Happy Friday y’all!
This was such a fun story all about navigating parent politics, parenting, and just life in general. Many thanks to Rachel for my invitation to this tour!🖍
My Thoughts
Laurie Gelman has spun a whimsical tail full of humor and fun. This is the follow-up to “Class Mom”. I did not read the first book and I don’t feel as though that impacted my enjoyment of the story, however he better bet I’m going to try to squeeze the first book in as soon as I can! Jen Dixon was such a marvelous character. So snarky, so sassy, someone you’d love to be friends with. Her outlook was so real and so refreshing! The emails she sent to the class parents were priceless, especially the one from Las Vegas! What happens in Vegas stays in Vegas, that is unless you email the entire class about it!
Jen has not only been roped into being class mom this year, but she is also in charge of the safety patrol (a job nobody wants). Third grade son Max is becoming a little more opinionated, a little more mouthy. Her daughters are now in their 20s, that fun age when they think they are adults, until they aren’t. Her husband Ron is consumed with his business and starting a chain of yoga studios. Her parents are getting older and her mother has just won her fight with cancer. Jen certainly has a lot on her plate, but she handles it all with grace and a sense of humor (OK not all that much grace, but a lot of humor). I thoroughly enjoyed every minute I spend with Jen and her antics and I am keeping my fingers crossed that there is a follow-up to this follow-up!
*** A big thanks to Henry Holt for my copy of this book ***
About the Book
If you’ve ever been a room parent or school volunteer, Jen Dixon is your hero. She says what every class mom is really thinking, whether in her notoriously frank emails or standup-worthy interactions with the micromanaging PTA President and the gamut of difficult parents. Luckily, she has the charm and wit to get away with it – most of the time.
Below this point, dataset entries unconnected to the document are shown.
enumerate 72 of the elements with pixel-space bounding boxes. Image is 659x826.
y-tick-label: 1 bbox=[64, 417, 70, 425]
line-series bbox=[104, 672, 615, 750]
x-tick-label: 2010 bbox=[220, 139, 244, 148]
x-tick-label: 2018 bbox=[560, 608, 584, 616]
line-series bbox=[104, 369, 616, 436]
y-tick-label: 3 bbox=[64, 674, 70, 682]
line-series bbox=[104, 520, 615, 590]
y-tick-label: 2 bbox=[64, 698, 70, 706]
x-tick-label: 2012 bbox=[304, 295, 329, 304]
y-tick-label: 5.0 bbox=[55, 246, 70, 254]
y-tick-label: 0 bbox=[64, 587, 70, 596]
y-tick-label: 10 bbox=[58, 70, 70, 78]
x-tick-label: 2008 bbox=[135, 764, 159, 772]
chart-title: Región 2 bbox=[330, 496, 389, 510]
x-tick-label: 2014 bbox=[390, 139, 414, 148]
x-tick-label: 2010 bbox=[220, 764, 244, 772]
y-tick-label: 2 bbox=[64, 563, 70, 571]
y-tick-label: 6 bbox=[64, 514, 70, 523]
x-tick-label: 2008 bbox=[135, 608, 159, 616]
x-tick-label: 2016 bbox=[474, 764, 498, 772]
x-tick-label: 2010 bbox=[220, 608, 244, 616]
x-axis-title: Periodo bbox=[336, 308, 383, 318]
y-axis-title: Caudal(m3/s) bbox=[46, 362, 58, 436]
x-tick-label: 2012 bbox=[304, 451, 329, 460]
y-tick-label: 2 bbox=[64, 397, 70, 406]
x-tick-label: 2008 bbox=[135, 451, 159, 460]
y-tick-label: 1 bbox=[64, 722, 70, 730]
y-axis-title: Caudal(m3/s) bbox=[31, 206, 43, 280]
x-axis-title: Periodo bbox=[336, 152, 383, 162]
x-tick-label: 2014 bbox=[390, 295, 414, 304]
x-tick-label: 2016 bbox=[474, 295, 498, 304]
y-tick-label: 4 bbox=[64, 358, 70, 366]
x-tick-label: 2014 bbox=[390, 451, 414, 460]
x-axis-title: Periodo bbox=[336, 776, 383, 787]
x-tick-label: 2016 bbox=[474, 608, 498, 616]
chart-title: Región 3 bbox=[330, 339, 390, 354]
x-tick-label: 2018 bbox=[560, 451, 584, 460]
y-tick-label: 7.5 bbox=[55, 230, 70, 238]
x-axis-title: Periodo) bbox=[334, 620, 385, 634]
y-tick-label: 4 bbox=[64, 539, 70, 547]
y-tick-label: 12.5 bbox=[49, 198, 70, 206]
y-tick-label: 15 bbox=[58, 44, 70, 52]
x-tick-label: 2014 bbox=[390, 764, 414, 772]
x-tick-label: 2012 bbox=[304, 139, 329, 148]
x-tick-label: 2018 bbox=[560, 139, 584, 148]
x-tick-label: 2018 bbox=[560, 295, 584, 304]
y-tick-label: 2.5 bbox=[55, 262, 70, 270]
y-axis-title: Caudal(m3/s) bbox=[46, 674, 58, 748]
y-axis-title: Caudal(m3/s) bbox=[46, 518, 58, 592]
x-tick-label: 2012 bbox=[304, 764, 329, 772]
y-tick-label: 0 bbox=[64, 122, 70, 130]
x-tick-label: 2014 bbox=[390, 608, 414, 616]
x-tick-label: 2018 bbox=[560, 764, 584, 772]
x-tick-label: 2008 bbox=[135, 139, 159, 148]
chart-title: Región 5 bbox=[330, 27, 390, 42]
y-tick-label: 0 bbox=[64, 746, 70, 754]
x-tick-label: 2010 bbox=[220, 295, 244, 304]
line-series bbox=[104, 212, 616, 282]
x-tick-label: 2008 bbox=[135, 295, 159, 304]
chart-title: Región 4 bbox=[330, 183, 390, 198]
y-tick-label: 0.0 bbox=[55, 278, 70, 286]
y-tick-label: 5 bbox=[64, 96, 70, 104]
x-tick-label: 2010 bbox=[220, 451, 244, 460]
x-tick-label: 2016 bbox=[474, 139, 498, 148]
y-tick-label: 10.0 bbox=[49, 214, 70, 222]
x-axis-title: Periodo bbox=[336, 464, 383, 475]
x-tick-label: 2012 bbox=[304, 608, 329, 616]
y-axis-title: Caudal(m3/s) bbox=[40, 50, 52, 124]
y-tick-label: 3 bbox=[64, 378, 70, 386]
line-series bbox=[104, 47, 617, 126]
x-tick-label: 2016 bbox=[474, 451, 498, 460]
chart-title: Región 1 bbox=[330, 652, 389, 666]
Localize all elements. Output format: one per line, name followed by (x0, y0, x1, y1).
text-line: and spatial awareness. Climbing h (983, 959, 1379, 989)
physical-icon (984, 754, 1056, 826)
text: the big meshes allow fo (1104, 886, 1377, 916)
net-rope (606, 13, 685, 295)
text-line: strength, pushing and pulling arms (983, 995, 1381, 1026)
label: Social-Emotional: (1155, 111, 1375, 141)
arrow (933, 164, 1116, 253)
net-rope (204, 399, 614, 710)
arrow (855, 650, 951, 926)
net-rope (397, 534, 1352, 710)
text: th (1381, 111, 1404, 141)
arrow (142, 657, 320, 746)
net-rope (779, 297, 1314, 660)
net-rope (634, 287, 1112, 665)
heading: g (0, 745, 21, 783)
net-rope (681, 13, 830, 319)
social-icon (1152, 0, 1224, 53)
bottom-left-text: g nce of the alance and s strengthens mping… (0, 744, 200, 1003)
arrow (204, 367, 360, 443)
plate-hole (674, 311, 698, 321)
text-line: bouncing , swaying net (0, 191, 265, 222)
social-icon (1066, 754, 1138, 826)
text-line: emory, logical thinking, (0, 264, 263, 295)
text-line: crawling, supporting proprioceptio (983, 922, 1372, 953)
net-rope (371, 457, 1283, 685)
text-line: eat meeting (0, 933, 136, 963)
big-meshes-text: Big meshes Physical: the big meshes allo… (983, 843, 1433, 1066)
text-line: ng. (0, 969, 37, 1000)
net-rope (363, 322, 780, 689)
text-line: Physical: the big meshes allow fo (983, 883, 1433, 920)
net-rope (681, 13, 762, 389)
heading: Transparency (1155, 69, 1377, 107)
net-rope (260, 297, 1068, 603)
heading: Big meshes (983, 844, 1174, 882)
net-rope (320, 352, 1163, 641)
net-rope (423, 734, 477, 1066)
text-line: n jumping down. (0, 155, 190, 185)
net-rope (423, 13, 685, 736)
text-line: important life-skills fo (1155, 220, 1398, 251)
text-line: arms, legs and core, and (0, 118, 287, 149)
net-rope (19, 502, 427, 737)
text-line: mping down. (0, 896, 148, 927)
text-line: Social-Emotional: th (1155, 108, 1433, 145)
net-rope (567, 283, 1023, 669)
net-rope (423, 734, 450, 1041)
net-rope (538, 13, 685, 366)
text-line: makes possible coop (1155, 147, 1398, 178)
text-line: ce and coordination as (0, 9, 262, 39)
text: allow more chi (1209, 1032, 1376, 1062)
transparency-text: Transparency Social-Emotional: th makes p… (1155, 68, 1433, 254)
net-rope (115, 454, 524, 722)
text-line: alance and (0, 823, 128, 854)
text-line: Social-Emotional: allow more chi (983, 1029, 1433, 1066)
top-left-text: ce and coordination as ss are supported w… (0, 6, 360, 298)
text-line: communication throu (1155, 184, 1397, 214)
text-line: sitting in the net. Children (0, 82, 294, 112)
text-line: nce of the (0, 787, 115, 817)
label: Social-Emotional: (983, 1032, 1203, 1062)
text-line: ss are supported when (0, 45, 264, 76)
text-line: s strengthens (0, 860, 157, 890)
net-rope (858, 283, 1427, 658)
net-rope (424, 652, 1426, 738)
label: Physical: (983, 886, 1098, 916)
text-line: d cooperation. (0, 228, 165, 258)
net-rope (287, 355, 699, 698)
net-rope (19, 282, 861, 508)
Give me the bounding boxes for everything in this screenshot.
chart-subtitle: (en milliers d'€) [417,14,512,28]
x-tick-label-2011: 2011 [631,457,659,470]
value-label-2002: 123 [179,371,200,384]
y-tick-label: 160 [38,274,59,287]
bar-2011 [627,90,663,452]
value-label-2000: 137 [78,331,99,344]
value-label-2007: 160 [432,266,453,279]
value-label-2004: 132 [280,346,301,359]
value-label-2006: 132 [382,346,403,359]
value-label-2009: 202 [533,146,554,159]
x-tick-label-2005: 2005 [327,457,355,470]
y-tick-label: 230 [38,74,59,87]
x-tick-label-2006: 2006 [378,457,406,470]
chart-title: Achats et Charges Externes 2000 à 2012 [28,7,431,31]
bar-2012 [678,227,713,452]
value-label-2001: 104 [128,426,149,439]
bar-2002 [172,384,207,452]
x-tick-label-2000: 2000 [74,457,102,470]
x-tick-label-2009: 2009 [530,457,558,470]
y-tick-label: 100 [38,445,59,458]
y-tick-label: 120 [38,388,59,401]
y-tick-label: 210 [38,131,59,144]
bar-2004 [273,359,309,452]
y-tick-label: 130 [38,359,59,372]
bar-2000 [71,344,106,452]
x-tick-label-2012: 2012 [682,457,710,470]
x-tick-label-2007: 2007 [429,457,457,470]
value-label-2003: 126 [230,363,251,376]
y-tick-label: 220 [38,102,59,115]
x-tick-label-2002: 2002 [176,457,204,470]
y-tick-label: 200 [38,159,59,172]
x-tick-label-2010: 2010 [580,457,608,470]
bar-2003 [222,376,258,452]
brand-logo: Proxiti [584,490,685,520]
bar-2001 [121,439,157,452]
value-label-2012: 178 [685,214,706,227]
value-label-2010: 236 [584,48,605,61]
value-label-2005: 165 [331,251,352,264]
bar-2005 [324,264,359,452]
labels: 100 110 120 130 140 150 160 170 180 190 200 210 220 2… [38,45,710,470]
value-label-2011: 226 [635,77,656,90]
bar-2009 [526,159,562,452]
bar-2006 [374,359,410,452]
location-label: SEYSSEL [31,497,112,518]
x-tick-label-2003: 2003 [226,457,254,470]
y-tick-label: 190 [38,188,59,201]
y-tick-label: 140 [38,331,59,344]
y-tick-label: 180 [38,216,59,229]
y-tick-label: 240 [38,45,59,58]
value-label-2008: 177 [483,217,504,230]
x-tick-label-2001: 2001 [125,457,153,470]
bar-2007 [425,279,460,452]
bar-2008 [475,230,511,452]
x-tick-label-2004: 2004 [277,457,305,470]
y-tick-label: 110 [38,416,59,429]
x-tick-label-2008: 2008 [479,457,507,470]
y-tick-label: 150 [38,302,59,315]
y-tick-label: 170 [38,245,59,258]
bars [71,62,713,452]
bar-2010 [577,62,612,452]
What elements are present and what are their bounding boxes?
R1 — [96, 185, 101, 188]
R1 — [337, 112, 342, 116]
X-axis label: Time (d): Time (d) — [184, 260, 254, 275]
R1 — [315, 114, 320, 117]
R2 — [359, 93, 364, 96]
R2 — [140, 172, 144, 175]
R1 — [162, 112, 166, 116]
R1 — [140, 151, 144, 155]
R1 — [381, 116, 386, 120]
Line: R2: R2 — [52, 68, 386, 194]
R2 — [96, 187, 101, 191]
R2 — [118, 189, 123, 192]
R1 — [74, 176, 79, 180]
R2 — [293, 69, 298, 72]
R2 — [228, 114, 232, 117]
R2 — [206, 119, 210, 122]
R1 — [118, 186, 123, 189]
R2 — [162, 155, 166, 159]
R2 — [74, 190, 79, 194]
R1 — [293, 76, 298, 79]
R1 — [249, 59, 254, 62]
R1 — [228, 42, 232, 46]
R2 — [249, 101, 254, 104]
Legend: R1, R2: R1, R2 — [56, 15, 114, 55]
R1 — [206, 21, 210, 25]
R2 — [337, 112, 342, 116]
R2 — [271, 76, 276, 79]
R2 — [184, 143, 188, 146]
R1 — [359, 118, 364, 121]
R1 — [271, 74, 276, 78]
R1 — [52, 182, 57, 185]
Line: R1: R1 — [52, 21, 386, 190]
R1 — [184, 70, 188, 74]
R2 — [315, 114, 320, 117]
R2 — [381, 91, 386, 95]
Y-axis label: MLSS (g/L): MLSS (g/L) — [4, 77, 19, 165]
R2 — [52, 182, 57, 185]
Jen is sassier than ever but dealing with a whole new set of challenges in the world of parental politics and at home.
She’s been roped into room-parenting yet again for her son Max’s third grade class, but as her husband buries himself in work, her older daughters navigate adulthood, and Jen’s own aging parents start to need some parenting themselves, Jen gets pulled in more directions than any one mom, or superhero, can handle.
Refreshingly down-to-earth and brimming with warmth, Dixon’s next chapter will keep you wondering what’s really going on under the veneer of polite parent interactions and have you laughing along with her the whole way.